The Melbourne research team from the Walter and Eliza Hall Institute identified a possible blood biomarker produced by the deadly disease, raising hope of an early detection test.
Lung cancer is the biggest cancer killer in Australia, claiming the lives of 9,021 people last year. It’s also one of the most commonly-diagnosed cancers in the country, with some 12,434 new cases being recorded in 2017.
Early trials on mice have revealed the unique molecular signature in the blood that one day may be able to pick up the more aggressive forms of cancer with a blood test. The research was published in the Cell Metabolism Journal.
The study focused on the KEAP1/NRF2 and P13K signalling pathways, which are commonly found in human lung cancers known as adenocarcinomas.
“More than one in five lung cancer adenocarcinomas have alterations in the KEAP1/NRF2 pathway, suggesting it is a major cancer driver,” Dr Sutherland said. “These cancers are very aggressive, are resistant to standard therapies and have a poor prognosis, so new therapies are urgently needed.”
The study found that 50 per cent of lung cancers are adenocarcinoma — a type of cancer that’s usually associated with a history of smoking, but is also the most commonly diagnosed lung cancer in non-smokers. It’s also more common for women and younger lung cancer patients.
The researchers also found tumours from this type of lung cancer had specific characteristics that were highly likely to respond well to immunotherapy.
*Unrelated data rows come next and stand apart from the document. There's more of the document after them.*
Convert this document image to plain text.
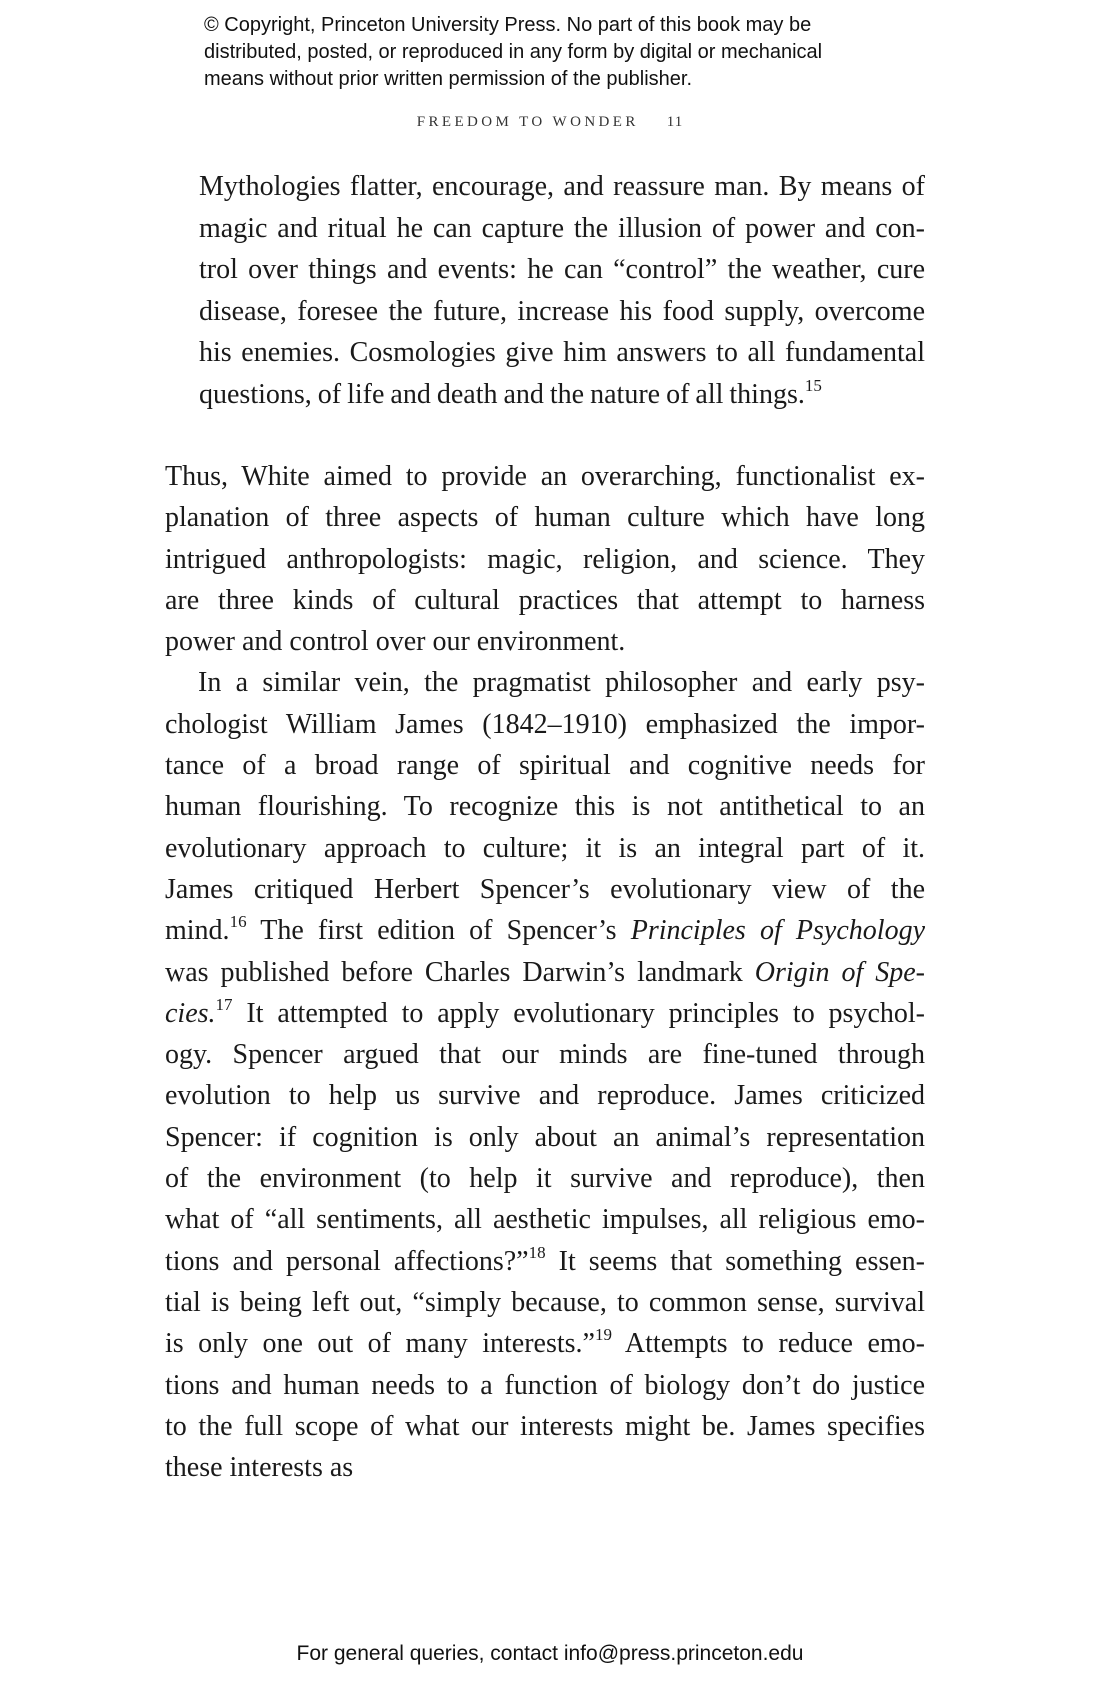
© Copyright, Princeton University Press. No part of this book may be
distributed, posted, or reproduced in any form by digital or mechanical
means without prior written permission of the publisher.
FREEDOM TO WONDER 11
Mythologies flatter, encourage, and reassure man. By means of
magic and ritual he can capture the illusion of power and con-
trol over things and events: he can “control” the weather, cure
disease, foresee the future, increase his food supply, overcome
his enemies. Cosmologies give him answers to all fundamental
questions, of life and death and the nature of all things.$^{15}$
Thus, White aimed to provide an overarching, functionalist ex-
planation of three aspects of human culture which have long
intrigued anthropologists: magic, religion, and science. They
are three kinds of cultural practices that attempt to harness
power and control over our environment.
In a similar vein, the pragmatist philosopher and early psy-
chologist William James (1842–1910) emphasized the impor-
tance of a broad range of spiritual and cognitive needs for
human flourishing. To recognize this is not antithetical to an
evolutionary approach to culture; it is an integral part of it.
James critiqued Herbert Spencer’s evolutionary view of the
mind.$^{16}$ The first edition of Spencer’s Principles of Psychology
was published before Charles Darwin’s landmark Origin of Spe-
cies.$^{17}$ It attempted to apply evolutionary principles to psychol-
ogy. Spencer argued that our minds are fine-tuned through
evolution to help us survive and reproduce. James criticized
Spencer: if cognition is only about an animal’s representation
of the environment (to help it survive and reproduce), then
what of “all sentiments, all aesthetic impulses, all religious emo-
tions and personal affections?”$^{18}$ It seems that something essen-
tial is being left out, “simply because, to common sense, survival
is only one out of many interests.”$^{19}$ Attempts to reduce emo-
tions and human needs to a function of biology don’t do justice
to the full scope of what our interests might be. James specifies
these interests as
For general queries, contact info@press.princeton.edu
“This is extremely important because these tumours are chemotherapy and radiotherapy resistant, meaning there are effectively no current treatments for these patients,” Dr Best said. “Using preclinical models, we showed for the first time that tumours have the ‘markers’ that respond to anti-PD-1 and anti-CTLA-4 immunotherapies, which are some of the most exciting new cancer therapies being investigated in the clinic.”
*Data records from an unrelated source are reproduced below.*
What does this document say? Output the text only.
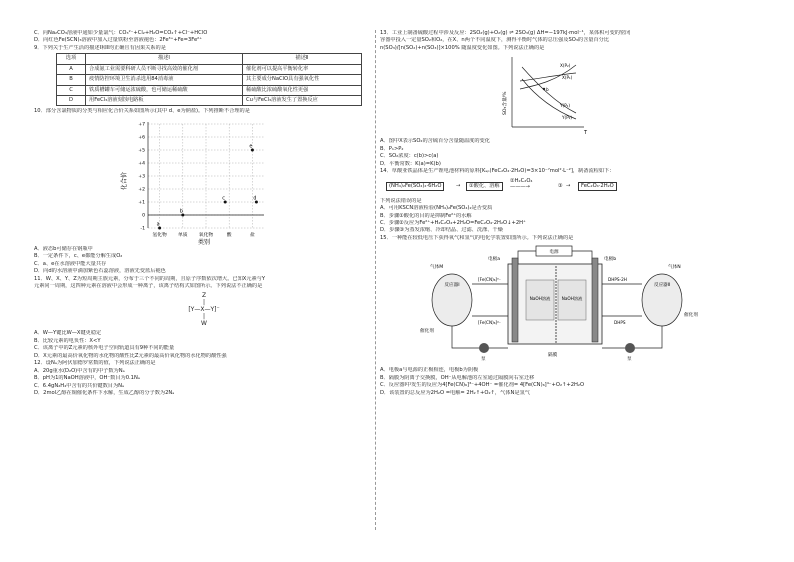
C．向Na₂CO₃溶液中通如少量氯气：CO₃²⁻+Cl₂+H₂O=CO₂↑+Cl⁻+HClO
D．向红色Fe(SCN)₃溶液中加入过量铁粉至溶液褪色：2Fe³⁺+Fe=3Fe²⁺
9．下列关于生产生活的描述Ⅰ和Ⅱ均正确且有因果关系的是
选项	描述Ⅰ	描述Ⅱ
A	合成氨工业需要科研人员不断寻找高效的催化剂	催化剂可以提高平衡转化率
B	疫情防控环境卫生消杀选用84消毒液	其主要成分NaClO具有强氧化性
C	铁质槽罐车可储运浓硫酸，也可储运稀硫酸	稀硫酸比浓硫酸氧化性更强
D	用FeCl₃溶液刻蚀电路板	Cu与FeCl₃溶液发生了置换反应
10．部分含氯物质的分类与相应化合价关系如图所示(其中 d、e为钠盐)。下列推断不合理的是
氢化物 单质 氧化物	酸	盐
+7
+6
+5
+4
+3
+2
+1
0
-1
a
b
c	d
e
化合价
类别
A．液态b可储存在钢瓶中
B．一定条件下，c、e都能分解生成O₂
C．a、e在水溶液中能大量共存
D．向d的水溶液中滴加紫色石蕊溶液，溶液先变蓝后褪色
11．W、X、Y、Z为短周期主族元素，分布于三个不同的周期，且原子序数依次增大。已知X元素与Y
元素同一周期，这四种元素在溶液中会形成一种离子，该离子结构式如图所示。下列说法不正确的是
Z
|
[Y—X—Y]⁻
|
W
A．W—Y键比W—X键更稳定
B．比较元素的电负性：X<Y
C．该离子中的Z元素的核外电子空间轨道具有9种不同的能量
D．X元素的最高价氧化物的水化物的酸性比Z元素的最高价氧化物的水化物的酸性强
12．设Nₐ为阿伏加德罗常数的值，下列说法正确的是
A．20g重水(D₂O)中含有的中子数为Nₐ
B．pH为1的NaOH溶液中，OH⁻数目为0.1Nₐ
C．6.4gN₂H₄中含有的共价键数目为Nₐ
D．2mol乙醇在铜催化条件下水解，生成乙醇的分子数为2Nₐ
13．工业上制备硫酸过程中涉及反应：2SO₂(g)+O₂(g) ⇌ 2SO₃(g) ΔH=−197kJ·mol⁻¹，某体积可变的密闭
容器中投入一定量SO₂和O₂，在X、n两个不同温度下，测得平衡时气体的总压强及SO₃的含量百分比
n(SO₃)/[n(SO₂)+n(SO₃)]×100% 随温度变化如图。下列说法正确的是
SO₃含量/%
T
X(P₂)
X(P₁)
Y(P₁)
Y(P₂)
b
A．图中X表示SO₂的含硫百分含量随温度的变化
B．P₁>P₂
C．SO₂浓度：c(b)>c(a)
D．平衡常数：K(a)=K(b)
14．草酸亚铁晶体是生产锂电池材料的原料[Kₛₚ(FeC₂O₄·2H₂O)=3×10⁻⁷mol²·L⁻²]，制备流程如下：
(NH₄)₂Fe(SO₄)₂·6H₂O	→	①酸化、溶解
②H₂C₂O₄
———→	③ →	FeC₂O₄·2H₂O
下列说法错误的是
A．可用KSCN溶液检验(NH₄)₂Fe(SO₄)₂是否变质
B．步骤①酸化的目的是抑制Fe²⁺的水解
C．步骤②反应为Fe²⁺+H₂C₂O₄+2H₂O=FeC₂O₄·2H₂O↓+2H⁺
D．步骤③为蒸发浓缩、冷却结晶、过滤、洗涤、干燥
15．一种能在较低电压下获得氧气和氢气的电化学装置如图所示。下列说法正确的是
电源
电极a	电极b
NaOH溶液	NaOH溶液
隔膜
反应器Ⅰ
催化剂
气体M
反应器Ⅱ
气体N
催化剂
[Fe(CN)₆]³⁻
[Fe(CN)₆]⁴⁻
DHPS-2H
DHPS
泵	泵
A．电极a与电源的正极相连，电极b为阴极
B．隔膜为阴离子交换膜，OH⁻从电解池的左室通过隔膜向右室迁移
C．反应器Ⅰ中发生的反应为4[Fe(CN)₆]³⁻+4OH⁻ =催化剂= 4[Fe(CN)₆]⁴⁻+O₂↑+2H₂O
D．该装置的总反应为2H₂O =电解= 2H₂↑+O₂↑，气体N是氢气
She added that the trials were promising because they showed the immunotherapies were working.
The research was also one of the first in the world to show that signalling caused by mutations in the KEAP1/NRF2 and P13K pathways resulted in the development of adenocarcinomas.
“Our hope would be that the test could identify patients likely to respond to immunotherapies, but also that it could be a simple, non-invasive blood test for the early detection of these lung cancers,” Dr Sutherland said. “The next steps would be to analyse human samples to prove the same is true in lung adenocarcinoma patients, but we need more funding for that work to continue and to generate results that will lead to better detection and treatments for the community.”